A federal appeals court has upheld a $4 million coverage denial by Hartford Fire Insurance Company, ruling a single exclusion clause barred the claim.
In a decision issued June 18, 2026, the US Court of Appeals for the Seventh Circuit affirmed a district court's dismissal of a lawsuit brought by the Office of the Special Deputy Receiver (OSD), an Illinois non-profit that administers the estates of insolvent or financially troubled insurance companies. The case reached the Seventh Circuit on appeal from a motion to dismiss, meaning the court was required to accept OSD's well-pleaded allegations as true for the purpose of the ruling, rather than resolve disputed facts at trial.
OSD held a Financial Institution Bond for Insurance Companies from Hartford. Two riders were at issue: one covering computer systems fraud, the other covering fraud initiated through email. According to the complaint, outside hackers ran what the court described as "a spear phishing scheme" to gain access to the email account of OSD's chief financial officer. Posing as the CFO, the hackers emailed other OSD employees with instructions to wire funds into what appeared to be new investments, and altered settings within the account so they could respond to follow-up questions without raising suspicion. Staff wired the money as instructed. Over several weeks, OSD's complaint alleges a gross loss of nearly $7 million, of which about $3 million was later recovered — a net loss of nearly $4 million.
OSD filed a claim with Hartford, which denied it. Hartford pointed to wording in the email-fraud rider excluding coverage for losses tied to a "fraudulent instruction sent to [OSD] through electronic mail." It was undisputed that the claim did not qualify for that rider's own affirmative coverage in the first place. OSD then sued Hartford, seeking a declaratory judgment that the loss was covered and alleging breach of contract. The district court agreed with Hartford's reading of the policy and dismissed OSD's claims under Federal Rule of Civil Procedure 12(b)(6). OSD appealed that dismissal.
The Seventh Circuit's holding turned on a narrow question of contract wording: does an email sent by a hacker impersonating one OSD employee, to another OSD employee, count as an instruction "sent to" OSD? OSD argued the messages moved within the company rather than into it from outside, and that the exclusion should apply only to fraud originating from beyond the organization.
The panel disagreed. Writing for the court, Circuit Judge Kirsch found the exclusion's language turned on who received the email, not who sent it. "The exclusion in Rider 17 doesn't include all emails - it's limited to the subset of messages sent to one particular recipient, OSD," the court wrote. Because the fraudulent emails reached OSD employees, the exclusion applied regardless of where the scheme originated.

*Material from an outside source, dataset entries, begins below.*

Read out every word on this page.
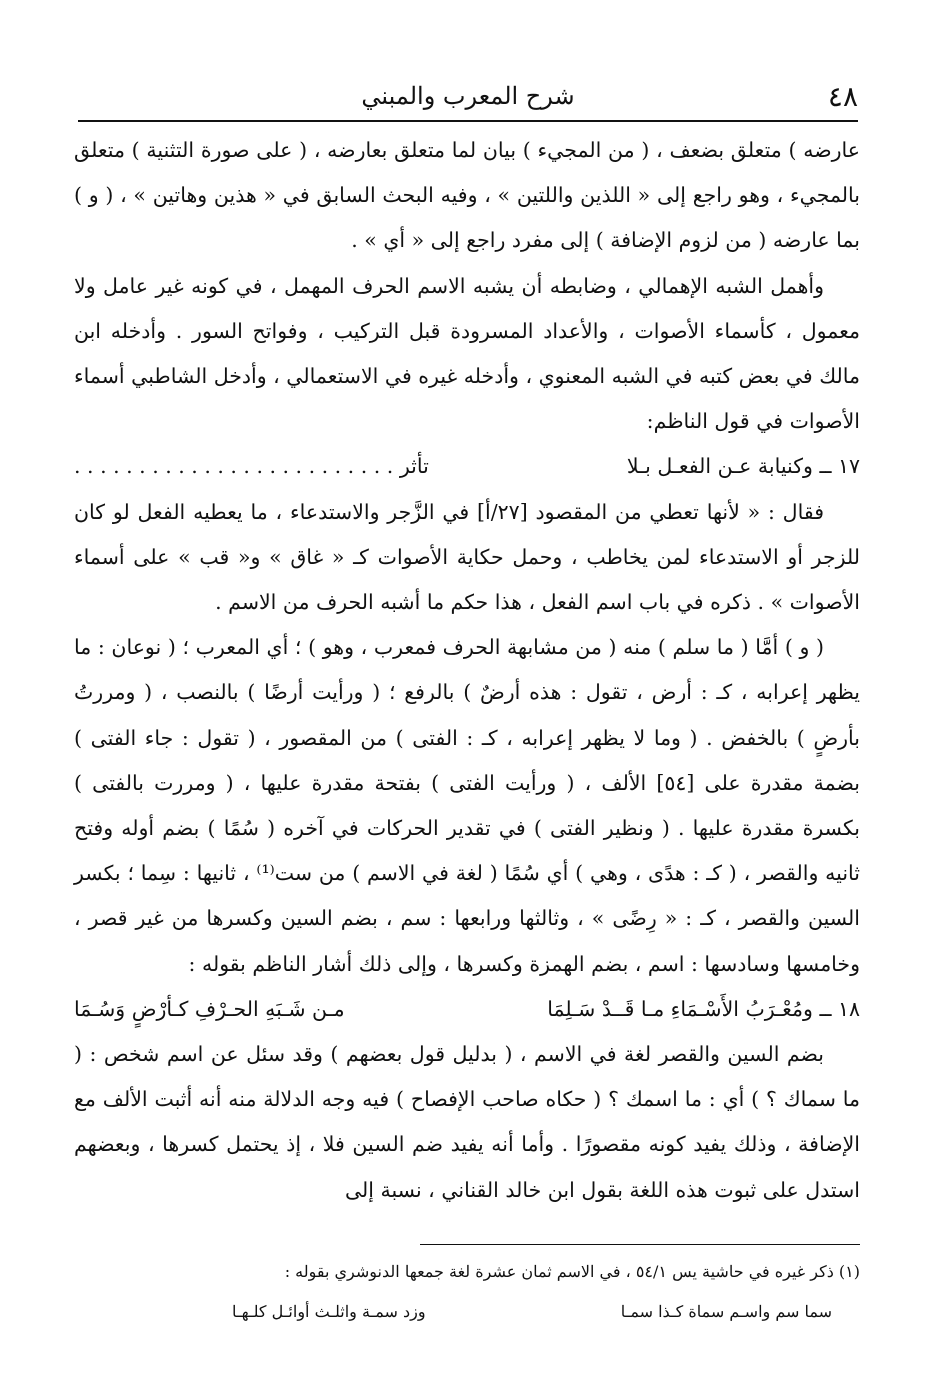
٤٨
شرح المعرب والمبني

عارضه ) متعلق بضعف ، ( من المجيء ) بيان لما متعلق بعارضه ، ( على صورة التثنية ) متعلق بالمجيء ، وهو راجع إلى « اللذين واللتين » ، وفيه البحث السابق في « هذين وهاتين » ، ( و ) بما عارضه ( من لزوم الإضافة ) إلى مفرد راجع إلى « أي » .

وأهمل الشبه الإهمالي ، وضابطه أن يشبه الاسم الحرف المهمل ، في كونه غير عامل ولا معمول ، كأسماء الأصوات ، والأعداد المسرودة قبل التركيب ، وفواتح السور . وأدخله ابن مالك في بعض كتبه في الشبه المعنوي ، وأدخله غيره في الاستعمالي ، وأدخل الشاطبي أسماء الأصوات في قول الناظم:

١٧ ــ وكنيابة عـن الفعـل بـلا
تأثر . . . . . . . . . . . . . . . . . . . . . . . . .

فقال : « لأنها تعطي من المقصود [٢٧/أ] في الزَّجر والاستدعاء ، ما يعطيه الفعل لو كان للزجر أو الاستدعاء لمن يخاطب ، وحمل حكاية الأصوات كـ « غاق » و« قب » على أسماء الأصوات » . ذكره في باب اسم الفعل ، هذا حكم ما أشبه الحرف من الاسم .

( و ) أمَّا ( ما سلم ) منه ( من مشابهة الحرف فمعرب ، وهو ) ؛ أي المعرب ؛ ( نوعان : ما يظهر إعرابه ، كـ : أرض ، تقول : هذه أرضٌ ) بالرفع ؛ ( ورأيت أرضًا ) بالنصب ، ( ومررتُ بأرضٍ ) بالخفض . ( وما لا يظهر إعرابه ، كـ : الفتى ) من المقصور ، ( تقول : جاء الفتى ) بضمة مقدرة على [٥٤] الألف ، ( ورأيت الفتى ) بفتحة مقدرة عليها ، ( ومررت بالفتى ) بكسرة مقدرة عليها . ( ونظير الفتى ) في تقدير الحركات في آخره ( سُمًا ) بضم أوله وفتح ثانيه والقصر ، ( كـ : هدًى ، وهي ) أي سُمًا ( لغة في الاسم ) من ست⁽¹⁾ ، ثانيها : سِما ؛ بكسر السين والقصر ، كـ : « رِضًى » ، وثالثها ورابعها : سم ، بضم السين وكسرها من غير قصر ، وخامسها وسادسها : اسم ، بضم الهمزة وكسرها ، وإلى ذلك أشار الناظم بقوله :

١٨ ــ ومُعْـرَبُ الأَسْـمَاءِ مـا قَــدْ سَـلِمَا
مـن شَـبَهِ الحـرْفِ كـأرْضٍ وَسُـمَا

بضم السين والقصر لغة في الاسم ، ( بدليل قول بعضهم ) وقد سئل عن اسم شخص : ( ما سماك ؟ ) أي : ما اسمك ؟ ( حكاه صاحب الإفصاح ) فيه وجه الدلالة منه أنه أثبت الألف مع الإضافة ، وذلك يفيد كونه مقصورًا . وأما أنه يفيد ضم السين فلا ، إذ يحتمل كسرها ، وبعضهم استدل على ثبوت هذه اللغة بقول ابن خالد القناني ، نسبة إلى

(١) ذكر غيره في حاشية يس ٥٤/١ ، في الاسم ثمان عشرة لغة جمعها الدنوشري بقوله :

سما سم واسـم سماة كـذا سمـا
وزد سمـة واثلـث أوائـل كلـهـا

The court also rejected OSD's argument that this reading nullified its separate computer systems fraud coverage. The panel found that coverage still applied to computer fraud losses that did not involve a fraudulent email sent to OSD, so the exclusion did not swallow the other rider's coverage entirely. "[T]here's nothing strange or ambiguous about an exclusion knocking out parts of coverage in a policy - that's what exclusions do," the panel wrote.
The Seventh Circuit affirmed the dismissal of OSD's claims against Hartford. The opinion does not indicate whether OSD has sought further review.
For insurers and claims teams handling financial institution bonds and cyber-adjacent crime coverage, the ruling is a reminder that exclusion language keyed to who receives a fraudulent email - rather than who sends it - can capture losses from internal, employee-to-employee messages, even where a hacker outside the organization triggered the scheme. It also illustrates how courts read multiple riders together, rather than in isolation, when deciding whether an exclusion added by one rider narrows coverage granted by another.